Downsizing plans: last in is not necessarily first out, professional capabilities matter !

Conseil d’Etat, February 1, 2017, 387886

When preparing a downsizing plan, the employer has to use objective criteria to select the persons to be dismissed. The Labour code provides for the following criteria: the family situation (number of dependants) with a special attention for single parents, length of service, situation of the employees whose situation makes it difficult to find a new job (disabled and aged employees), and the professional capabilities. Some collective bargaining agreement provide for additional criteria.

The labour code expressly provides that the employer may give priority to one of the selection criteria but must take them all into account. In practice, employers frequently prepare a scoreboard with a number of points for each criteria.

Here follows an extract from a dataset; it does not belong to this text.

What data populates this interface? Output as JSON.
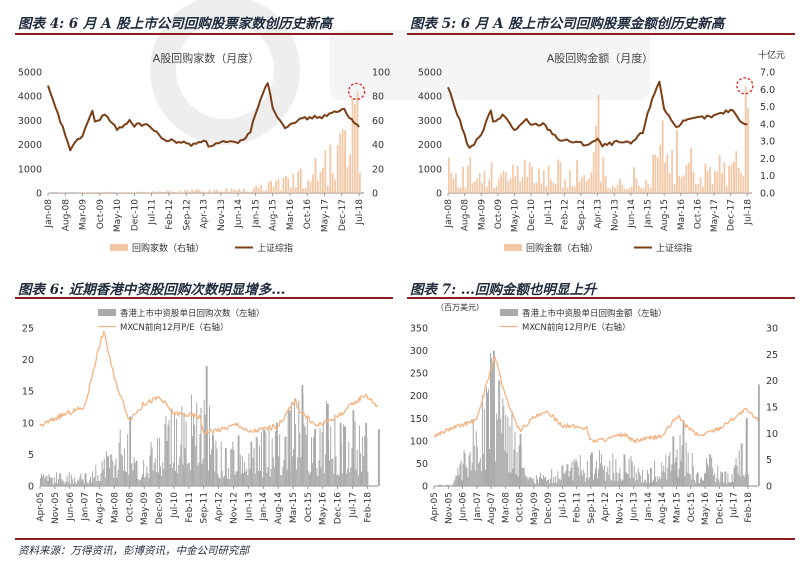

In the case judged by the Supreme administrative court, the redundancy plan had been prepared by the liquidator of the company, who had decided that all employees would have the same number of points for the professional capability criterion. The Supreme administrative court judged that by giving one point to each employee the criterion of the professional capability was neutralized, which is contrary to the labour code that requires that all the criteria be taken into account. Hence it judged the plan illegal and nullified the administrative decision that had approved the plan.

Some courts of appeal previously judged in the same way in situations where the employer had neutralized the criterion of professional capabilities. An employer had accepted to neutralize this criterion, upon request of the works council in the course of the consultation process. The Administrative appeal court of Versailles nevertheless invalidated the plan (April 14, 2016). In another case an employer had modulated the criterion of the professional capabilities but decided that should two employees have the same total number of points with the other criteria, the professional capabilities criteria would not be taken into account. The works council had approved this method. Nevertheless, the Court of Amiens decided that this was illegal and awarded damages to the employee claimant (Amiens Court of appeal, September 25, 2013).

All these decisions concern so-called PSE (plans involving more than 10 employees within a company employing more than 50 people), but the solution should apply to any dismissal for economic reason, including when only one person is concerned, since the rule of the labour code on the selection criteria applies whatever the size of the plan.

In the decision of the Supreme administrative court, the liquidator had argued that no performance appraisal of the employees was available and hence it was not possible to modulate this criterion. The Supreme Court already judged that the lack of annual review, which is not a legal obligation, does not make it impossible to appreciate the professional skills (Cass. Soc. April 11, 2008 06-45804).

When appreciating the professional capability of the employees the employer has to use objective criteria, which may be verified by the courts. The elements to be taken into account may be the ability, appreciated by the employer, to help the company returning to a positive situation (Cass. Soc. May 18, 1993). The diploma cannot be the sole element taken into account (Cass. Soc. March 17, 1993, 91-42118). Recent disciplinary sanctions may even be taken into account, provided it is not the only element taken into account (Cass. Soc. May 19, 2010 09-40103).